A week later, Steve was asked to come in for an interview yet again. During the interview, he asked if his references had been called. The president of the company told him they had called only one of his recommendations. When Steve asked about how that call went, he was shocked with the response. “It was an interesting call; very impressive individual. He wanted to send me his resume, but I really don’t think he’s quite right for the job.”
Steve was fuming. When he called his “friend” and asked him about the call, he received a vague response. When he confronted this “friend” and told him that he had learned about the attempt to send in his own resume, the response was priceless. “Wow. He said that, did he?” The “friend” quickly changed the topic, and Steve let him, but Steve learned a valuable lesson.

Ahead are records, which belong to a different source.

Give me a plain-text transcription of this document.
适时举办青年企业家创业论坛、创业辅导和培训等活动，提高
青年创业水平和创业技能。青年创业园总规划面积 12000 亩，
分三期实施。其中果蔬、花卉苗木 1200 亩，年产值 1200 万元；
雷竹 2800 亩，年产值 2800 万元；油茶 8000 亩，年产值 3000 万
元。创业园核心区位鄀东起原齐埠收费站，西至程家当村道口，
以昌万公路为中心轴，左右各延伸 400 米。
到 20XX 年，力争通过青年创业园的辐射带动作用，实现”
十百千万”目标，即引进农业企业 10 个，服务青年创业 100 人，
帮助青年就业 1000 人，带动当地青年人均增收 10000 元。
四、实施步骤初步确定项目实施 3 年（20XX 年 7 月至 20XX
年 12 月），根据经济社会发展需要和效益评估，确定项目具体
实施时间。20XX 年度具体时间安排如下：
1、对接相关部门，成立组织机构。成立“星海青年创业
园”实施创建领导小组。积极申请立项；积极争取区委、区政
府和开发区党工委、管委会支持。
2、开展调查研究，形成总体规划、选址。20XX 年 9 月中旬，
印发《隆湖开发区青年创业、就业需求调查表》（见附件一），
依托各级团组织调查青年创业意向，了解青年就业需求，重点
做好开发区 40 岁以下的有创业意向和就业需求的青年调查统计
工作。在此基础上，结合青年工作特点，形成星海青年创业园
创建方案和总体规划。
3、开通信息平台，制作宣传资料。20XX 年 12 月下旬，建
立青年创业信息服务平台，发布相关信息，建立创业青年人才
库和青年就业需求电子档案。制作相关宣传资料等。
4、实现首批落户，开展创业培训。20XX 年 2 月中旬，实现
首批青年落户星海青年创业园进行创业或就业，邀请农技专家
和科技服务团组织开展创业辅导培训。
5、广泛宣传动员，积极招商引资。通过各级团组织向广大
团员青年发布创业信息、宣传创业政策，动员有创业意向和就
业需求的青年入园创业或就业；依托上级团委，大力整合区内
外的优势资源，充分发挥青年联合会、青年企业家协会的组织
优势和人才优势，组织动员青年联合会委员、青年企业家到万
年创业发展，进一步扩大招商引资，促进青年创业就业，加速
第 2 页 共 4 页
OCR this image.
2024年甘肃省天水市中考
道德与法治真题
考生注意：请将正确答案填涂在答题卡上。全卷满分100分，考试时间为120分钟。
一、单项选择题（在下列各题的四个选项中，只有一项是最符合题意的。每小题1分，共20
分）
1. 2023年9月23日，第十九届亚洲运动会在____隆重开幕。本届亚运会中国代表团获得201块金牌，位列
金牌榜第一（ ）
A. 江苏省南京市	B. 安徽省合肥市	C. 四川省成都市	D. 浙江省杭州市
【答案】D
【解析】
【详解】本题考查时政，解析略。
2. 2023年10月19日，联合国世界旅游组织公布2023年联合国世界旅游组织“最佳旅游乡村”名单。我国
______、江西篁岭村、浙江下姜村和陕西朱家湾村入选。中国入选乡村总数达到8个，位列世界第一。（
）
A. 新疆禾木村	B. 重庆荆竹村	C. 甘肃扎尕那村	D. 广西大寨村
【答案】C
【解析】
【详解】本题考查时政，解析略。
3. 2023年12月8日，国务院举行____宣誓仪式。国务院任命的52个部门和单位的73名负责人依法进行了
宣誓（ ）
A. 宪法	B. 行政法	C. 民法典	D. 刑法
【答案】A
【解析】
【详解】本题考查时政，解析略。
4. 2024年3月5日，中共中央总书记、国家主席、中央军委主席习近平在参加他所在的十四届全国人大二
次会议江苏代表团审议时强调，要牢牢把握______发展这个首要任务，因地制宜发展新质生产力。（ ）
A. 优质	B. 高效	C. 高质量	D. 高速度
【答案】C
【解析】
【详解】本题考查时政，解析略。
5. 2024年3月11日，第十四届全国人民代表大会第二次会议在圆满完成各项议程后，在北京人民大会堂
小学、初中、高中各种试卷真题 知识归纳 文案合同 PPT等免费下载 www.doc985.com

We all know how vital a good recommendation is. The people we ask to write our recommendations are paramount to our success. How often do we find ourselves chasing a person’s title, rather than a person’s character? The people we choose should be people we know well, and we trust. Yet we put our professional lives in the hands of those we often barely know, because we think an impressive title or position will help us.
I mentioned I wanted to talk about two things I admire about my cousin Steve. The first was his amazing way of telling a story. The second thing is this: You would think that, after an episode like this, Steve would be playing the role of a victim. Clearly he had been wronged by someone of such questionable ethics. Instead, Steve shot me a wry smile at the end of the story, and spent the final few minutes telling me about the mistakes he had made, and the lessons he had learned from this experience.
That’s my brother from another mother for you.